Allworth Co-CEO Scott Hanson outlines some key financial planning considerations for anyone going through a divorce.
With an undeniable impact on children, your friends, even where you’ll live, divorce is one of the most difficult experiences a person can endure.
Add to those challenges the division of assets, and the conflicts inherent in the negotiation process, and the emotional and financial scars of divorce invariably linger long after the proceedings end.
About half of all marriages end in divorce, but, the good news is, that after decades of increases, divorce rates for most demographics have stabilized (or even slightly fallen).1
The bad news is, unfortunately, that while rates for the younger set have plateaued, divorce for people over 50 has seen a 100 percent increase in the last 25 years. 2 (Though those rates are still substantially below the numbers for folks under 50.)
I’ve advised a lot of people (and couples) who are going through a divorce, and one of the things that has stayed with me is the imperative that people facing this challenge need to remember: whether you are divorced and retired, or divorced and still a few years before retirement, while working to keep the lines of communication open, you’ve still got to doggedly protect what is rightfully yours.

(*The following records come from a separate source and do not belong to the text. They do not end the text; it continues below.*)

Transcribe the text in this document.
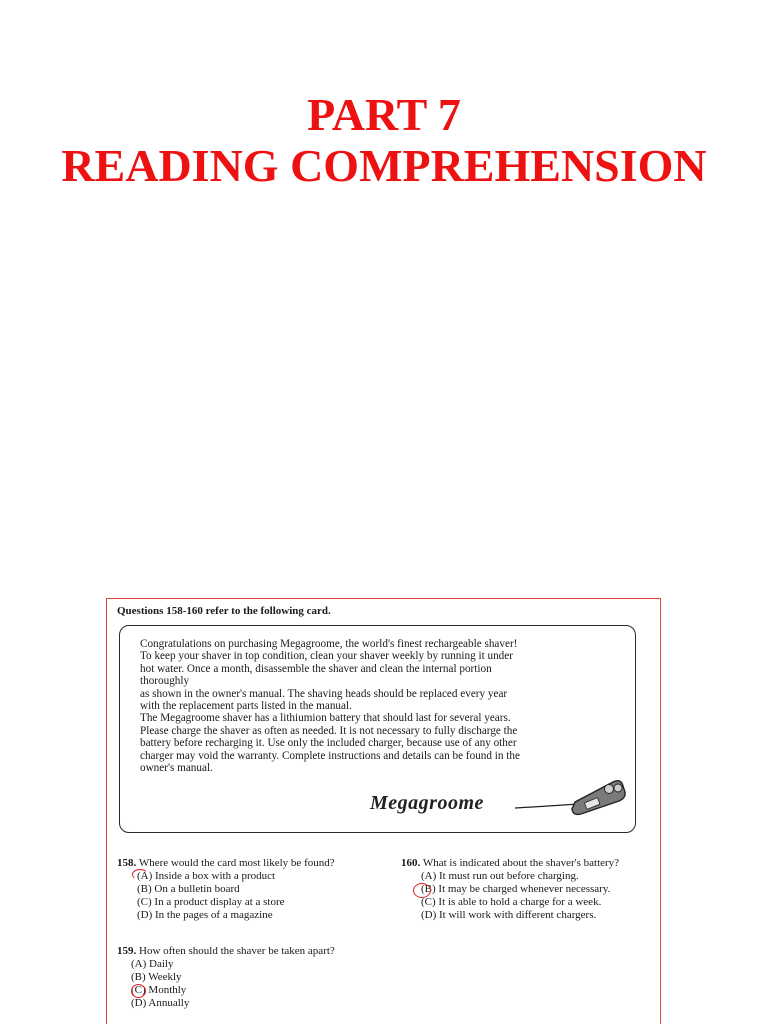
PART 7
READING COMPREHENSION
Questions 158-160 refer to the following card.

Congratulations on purchasing Megagroome, the world's finest rechargeable shaver!
To keep your shaver in top condition, clean your shaver weekly by running it under
hot water. Once a month, disassemble the shaver and clean the internal portion
thoroughly
as shown in the owner's manual. The shaving heads should be replaced every year
with the replacement parts listed in the manual.
The Megagroome shaver has a lithiumion battery that should last for several years.
Please charge the shaver as often as needed. It is not necessary to fully discharge the
battery before recharging it. Use only the included charger, because use of any other
charger may void the warranty. Complete instructions and details can be found in the
owner's manual.

Megagroome
158. Where would the card most likely be found?
(A) Inside a box with a product
(B) On a bulletin board
(C) In a product display at a store
(D) In the pages of a magazine
160. What is indicated about the shaver's battery?
(A) It must run out before charging.
(B) It may be charged whenever necessary.
(C) It is able to hold a charge for a week.
(D) It will work with different chargers.
159. How often should the shaver be taken apart?
(A) Daily
(B) Weekly
(C) Monthly
(D) Annually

Following 5 Retirement Planning Must-Dos for Single People, and 4 Common Planning Mistakes Couples Make, as the third segment in our series on retirement preparation and marital status, here are 5 financial considerations for people facing divorce.
1. Know how retirement plans work in a divorce
I’m not an attorney, so this is not intended as legal advice, but it's instead to alert you to the complexities of just one of the major challenges of dividing a common asset: there are some esoteric rules that pertain to divorce and retirement plans.
For instance, the laws related to defined contribution plans for federal employees (Thrift Savings Plans) require the spouse to refer to that account in the divorce decree specifically as the “TSP balance” or you risk forfeiting some (or all) of those funds. The decree needs to state that you (or your spouse) are going to receive 50 percent (or whatever number is agreed upon) of the “TSP balance” somewhere in the document.
A verbal agreement, or an incorrect reference in writing, if challenged, could easily result in the non-account-holding-spouse being denied their otherwise rightful percentage of the assets in a Thrift Savings Plan.
2. Retirement plan debts are a shared obligation
About 35 percent of defined contribution plan (401(k)s, 403(b)s, or 457s) participants have taken a loan out against their account balance. Called a “joint obligation,” upon divorce, if the loan has not been repaid, then repayment is typically considered the responsibility of both partners and not just the account holder.
3. The division of pensions is complicated
While the division of assets such as IRAs are comparatively straightforward, that is not necessarily the case when it comes to pensions.
If you (or your spouse) earned a pension, in most states that asset is considered shared, but its division is a road with numerous twists and turns and an almost incalculable number of decisions. For instance, pensions typically offer what is known as a survivor’s benefit for the spouse (which continues payments in the event of the death of the pension holder), and in some circumstances that benefit can be carried over after divorce.
4. Know your Social Security rights
With dozens of filing options that can substantially raise (or lower) your total lifetime benefit amount by tens of thousands of dollars, there’s a reason that our Social Security workshops are among our most well-attended.
When it comes to divorce, if you were married to someone for over a decade, whether you worked, or not, you could elect to collect Social Security on your spouse’s work history.
And don’t worry about hurting your exe’s income (or feelings), because not only does it not impact their Social Security benefit amount, they also won’t know that you’re receiving a benefit based on their work history.
5. If you’ve yet to marry, consider creating a prenuptial agreement
No longer just for the uber-wealthy, if the marriage ends, a prenuptial agreement can drastically reduce heartache, expense, and stress.
Remember, if things go south in a marriage, the “this is mine” survival mechanism kicks in.
Simply, every asset not gained can feel like a devastating loss.
One way to shorten the process (and conflicts) of divorce is to have a well-conceived prenuptial agreement put in place before the ceremony takes place. While I hope you never need it, a prenup will likely save you legal fees and speed up the proceedings, and a faster process with fewer decisions (and battles) should expedite the healing and allow you both to get on with your lives that much faster.
If you’re facing divorce, it’s likely that communication between you and your spouse has almost entirely broken down.
And yet for the folks I’ve worked with who, however painfully, find a way (at least financially) to keep the lines of communication open, both parties typically come out ahead in the end.
Remember, half of marriages end in divorce (and it’s certainly not always because people fall out of love). So, the best (and likely the least expensive) approach is for both parties to work together to protect themselves before, during, and, if it comes to it, after the marriage.
If you are planning to get married, or if you’re married and divorce is unavoidable, speak with your advisor (ideally with your partner) about your options for protecting you both and dividing your assets amiably.